Natural de Paide (na Estónia, depois de 1940 parte da URSS), cresceu sob o regime soviético. As suas primeiras obras, claramente distintas das que dele hoje são apresentadas e gravadas, reflectiam um interesse por compositores como Shostakovich, Prokofiev, Bartók e Shoenberg… Alguns dos trabalhos foram alvo de censura. Esta barreira, que se somou a um descontentamento sobre os caminhos que seguia, levaram Arvo Pärt a um radical repensar de ideias musicais.

Em 1980 deixou a URSS, mudando-se primeiro para a Áustria, mais tarde para Berlim, na Alemanha. Fez longo período de silêncio meditativo, durante o qual estudou o cantochão e as primeiras formas de polifonia. Da reflexão nasceram então novas ideias, entre as quais o estilo habitualmente descrito como “tintinnabuli” ou seja, que traduz sons que sugerem discretos sinos. A sua música passou então a revelar harmonias simples, claramente inspiradas pela memória da música medieval, com o tempo acabando por abordar directamente o canto, no contexto de uma nova música religiosa. Num texto incluído no booklet da gravação de “Alina” pela ECM Records, lia-se: “Compararia a minha música à luz branca, que contém todas as cores. Apenas um prisma pode dividir as cores e fazer com que apareçam; esse prisma pode ser o espírito do ouvinte”. Melhor descrição seria impossível.

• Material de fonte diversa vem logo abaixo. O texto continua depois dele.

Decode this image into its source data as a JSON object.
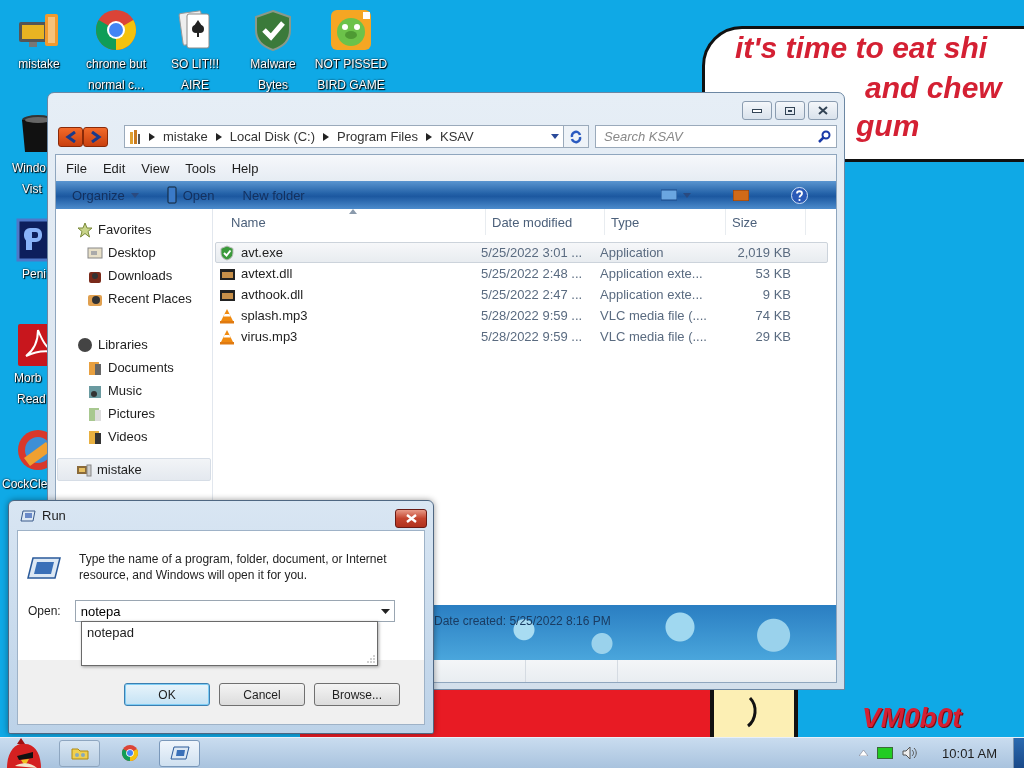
{
  "wallpaper": {
    "bubble_lines": [
      "it's time to eat shi",
      "and chew",
      "gum"
    ],
    "signature": "VM0b0t"
  },
  "desktop_icons": [
    {
      "kind": "computer",
      "lines": [
        "mistake"
      ]
    },
    {
      "kind": "chrome",
      "lines": [
        "chrome but",
        "normal c..."
      ]
    },
    {
      "kind": "cards",
      "lines": [
        "SO LIT!!!",
        "AIRE"
      ]
    },
    {
      "kind": "shield",
      "lines": [
        "Malware",
        "Bytes"
      ]
    },
    {
      "kind": "pig",
      "lines": [
        "NOT PISSED",
        "BIRD GAME"
      ]
    },
    {
      "kind": "bin",
      "lines": [
        "Windo",
        "Vist"
      ]
    },
    {
      "kind": "ps",
      "lines": [
        "Peni"
      ]
    },
    {
      "kind": "pdf",
      "lines": [
        "Morb",
        "Read"
      ]
    },
    {
      "kind": "cleaner",
      "lines": [
        "CockCle"
      ]
    }
  ],
  "explorer": {
    "breadcrumb": [
      "mistake",
      "Local Disk (C:)",
      "Program Files",
      "KSAV"
    ],
    "search": {
      "placeholder": "Search KSAV"
    },
    "menu": [
      "File",
      "Edit",
      "View",
      "Tools",
      "Help"
    ],
    "toolbar": [
      {
        "label": "Organize",
        "kind": "menu"
      },
      {
        "label": "Open",
        "kind": "open"
      },
      {
        "label": "New folder",
        "kind": "plain"
      }
    ],
    "nav": [
      {
        "label": "Favorites",
        "kind": "star",
        "selected": false,
        "children": [
          {
            "label": "Desktop",
            "kind": "desktop",
            "selected": false
          },
          {
            "label": "Downloads",
            "kind": "downloads",
            "selected": false
          },
          {
            "label": "Recent Places",
            "kind": "recent",
            "selected": false
          }
        ]
      },
      {
        "label": "Libraries",
        "kind": "libraries",
        "selected": false,
        "children": [
          {
            "label": "Documents",
            "kind": "documents",
            "selected": false
          },
          {
            "label": "Music",
            "kind": "music",
            "selected": false
          },
          {
            "label": "Pictures",
            "kind": "pictures",
            "selected": false
          },
          {
            "label": "Videos",
            "kind": "videos",
            "selected": false
          }
        ]
      },
      {
        "label": "mistake",
        "kind": "computer",
        "selected": true
      }
    ],
    "columns": [
      "Name",
      "Date modified",
      "Type",
      "Size"
    ],
    "files": [
      {
        "name": "avt.exe",
        "date": "5/25/2022 3:01 ...",
        "type": "Application",
        "size": "2,019 KB",
        "kind": "exe",
        "selected": true
      },
      {
        "name": "avtext.dll",
        "date": "5/25/2022 2:48 ...",
        "type": "Application exte...",
        "size": "53 KB",
        "kind": "dll",
        "selected": false
      },
      {
        "name": "avthook.dll",
        "date": "5/25/2022 2:47 ...",
        "type": "Application exte...",
        "size": "9 KB",
        "kind": "dll",
        "selected": false
      },
      {
        "name": "splash.mp3",
        "date": "5/28/2022 9:59 ...",
        "type": "VLC media file (....",
        "size": "74 KB",
        "kind": "mp3",
        "selected": false
      },
      {
        "name": "virus.mp3",
        "date": "5/28/2022 9:59 ...",
        "type": "VLC media file (....",
        "size": "29 KB",
        "kind": "mp3",
        "selected": false
      }
    ],
    "details": "Date created: 5/25/2022 8:16 PM"
  },
  "run": {
    "title": "Run",
    "message": "Type the name of a program, folder, document, or Internet resource, and Windows will open it for you.",
    "open_label": "Open:",
    "value": "notepa",
    "suggestions": [
      "notepad"
    ],
    "buttons": [
      {
        "label": "OK",
        "default": true
      },
      {
        "label": "Cancel",
        "default": false
      },
      {
        "label": "Browse...",
        "default": false
      }
    ]
  },
  "taskbar": {
    "buttons": [
      {
        "kind": "explorer",
        "open": true,
        "selected": false
      },
      {
        "kind": "chrome",
        "open": false,
        "selected": false
      },
      {
        "kind": "run",
        "open": true,
        "selected": true
      }
    ],
    "clock": "10:01 AM"
  }
}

Natural da Rússia, onde nasceu em 1959, a violinista Viktoria Mullova também sentiu uma necessidade de “saltar” a fronteira para respirar um ar que não vivesse sob o jugo de uma ditadura. Por ocasião de uma atuação na Finlândia encenou uma diversão ao olhar do oficial da KGB que a acompanhava e, deixando o violino stradivarius (que era posse do Estado) sobre a colcha da cama no seu quarto de hotel, escapou por carro, atravessando a fronteira sueca. Ficou longe das atenções por poucos dias e, já com visto concedido, rumou aos Estados Unidos. Hoje vive em Londres e tem uma carreira que, apesar da clara ligação a diversos repertórios clássicos, conta com episódios de flirt com outras músicas, tendo já gravado abordagens suas à música de Miles Davis, de Youssou N’Dour ou de Alanis Morrisette.

Este disco junta duas figuras que procuraram outras vidas longe de casa. E que agora se encontraram na Estónia onde, sob o olhar do próprio Arvo Pärt e na companhia da Orquestra Sinfónica Nacional da Estónia, dirigida por Paavo Jaarvi (natural de Tallin, mas que se mudou para os EUA em 1980), abordar uma série de peças que correspondem a uma etapa de criação de uma linguagem à qual o compositor chamou “tintinabuli” (que, em traços largos, podemos descrever somo uma ideia que sugere o som distante de discretos sinos que há algum tempo deixaram de tocar mas ainda ecoam a reverberação) e que correspondem também a um espaço de afirmação de uma das faces de uma identidade europeia de uma música (a minimalista) que emergira nos EUA na segunda metade dos anos 60.

Arvo Pärt (n. 1935) é, com razão, muitas vezes citado como um dos principais compositores minimalistas europeus, autor de uma obra que, apesar de algumas afinidades filosóficas com contemporâneos americanos, se revela formalmente distinta logo na década de 70. Há até quem o apresente como o fundador daquilo que foi já designado como minimalismo sagrado, partilhando aí espaço de trabalho com outras figuras como o polaco Henryk Gorecki ou o britânico John Tavener. Obras como “Tabula Rasa”, “Fratres” e “Spiegel Im Spiegel” (que aqui escutamos pelo pianista Liam Dunachie) representaram momentos decisivos na definição de uma linguagem, da qual decorre muita da obra posterior do compositor. Este disco, no qual essas obras têm uma presença central (mas que nelas não se esgota) serve por isso um belo retrato dessa visão.

“Arvo Pärt”, por Mullova, Järvi e a Orquestra Sinfónica Nacional da Estónia, está disponível em CD e nas plataformas digitais numa edição da Onyx Classics.